Developmental biology

Male-to-female sex reversal in mice lacking fibroblast growth factor 9. Colvin, J. S. et al. Cell 104 , 875–889 (2001) [PubMed]

Fibroblast-growth-factor (FGF) signalling has been implicated in many aspects of development; and now Colvin et al. describe a new function for Fgf9 in testicular embryogenesis. Their analysis of Fgf9 knockout mice identified a variable gonadal phenotype, ranging from testicular hypoplasia to complete sex reversal. They found that Fgf9 acts early in the commitment to male development and regulates many Sry-dependent processes, including Sertoli-cell differentiation and mesonephric-cell migration. The authors suggest that FGF signalling could induce male development in the absence of Sry — an important finding as many mammals lack Sry — and that FGF9 mutations might contribute to human sex reversal.

Human genetics

An alternative mode of translation permits production of a variant NBS1 protein from the common Nijmegen breakage syndrome allele. Maser, R. S. et al. Nature Genet. 27 , 417–421 (2001) [PubMed]

Around 90% of patients with Nijmegen breakage syndrome (NBS) are homozygous for a small deletion that prematurely truncates the NBS1 transcript. As loss of Nbs1 is lethal in mice, the authors investigated whether this truncation allele encodes a hypomorph. Surprisingly, they found two proteins translated from the truncated transcript — NBS1p27, the predicted truncated protein, and the larger NBS1p70, which lacks the NBS1 amino-terminus. NBS1p70 is produced from an internal translation initiation site in NBS1 messenger RNA that allows an open reading frame from the deletion transcript to be translated. Unlike NBS1p27, NBS1p70 still associates with the MRE11 DNA-repair complex, possibly diminishing the NBS phenotype.

Techniques

DNA shuffling method for generating highly recombined genes and evolved genomes. Coco, W. M. et al. Nature Biotechnol. 19 , 354–359 (2001) [PubMed]
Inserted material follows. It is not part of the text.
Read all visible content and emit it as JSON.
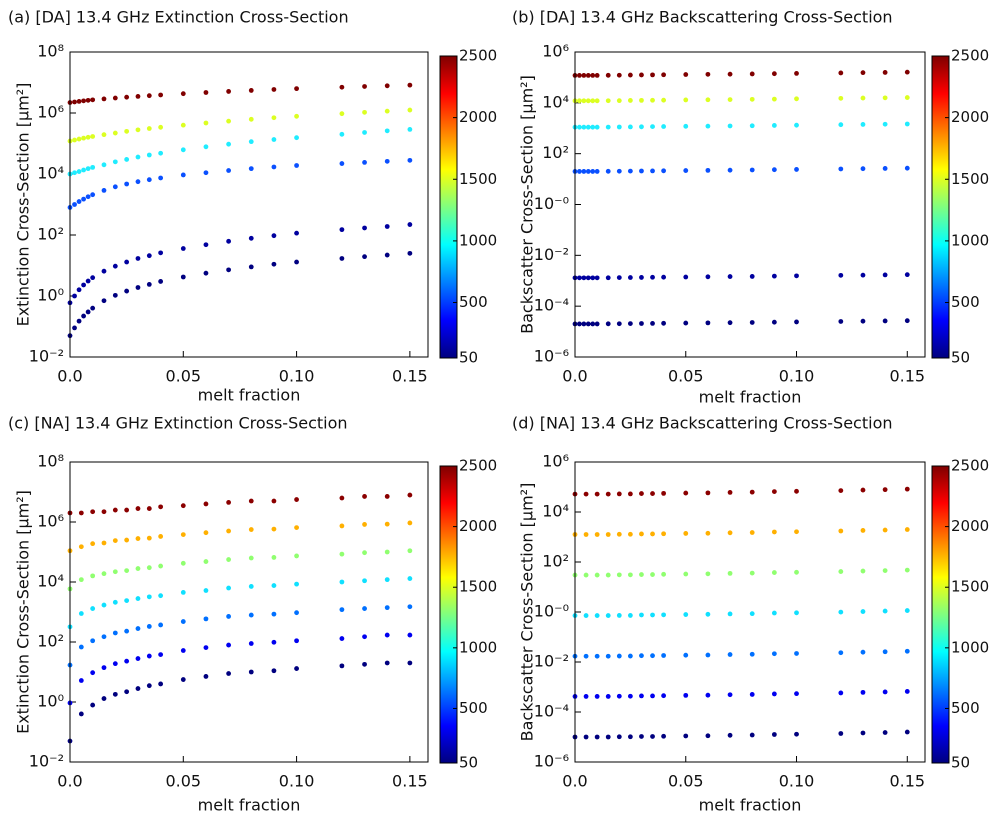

DNA shuffling, or chimeragenesis, has been used to evolve gene families in vitro. These techniques create gene libraries in which original sequence polymorphisms are recombined at random to generate new sequence combinations. Most strategies achieve approximately four crossover events per gene. Coco et al. now report a new approach called RACHITT (random chimeragenesis on transient template), in which single-stranded DNA fragments are hybridized to a transient DNA template, generating 14 crossovers per gene and high recombination frequencies, even between polymorphisms that are less than 10 bases apart in regions of high and low homology. Using RACHITT, the authors created new enzyme combinations for the desulphurization of fossil fuels.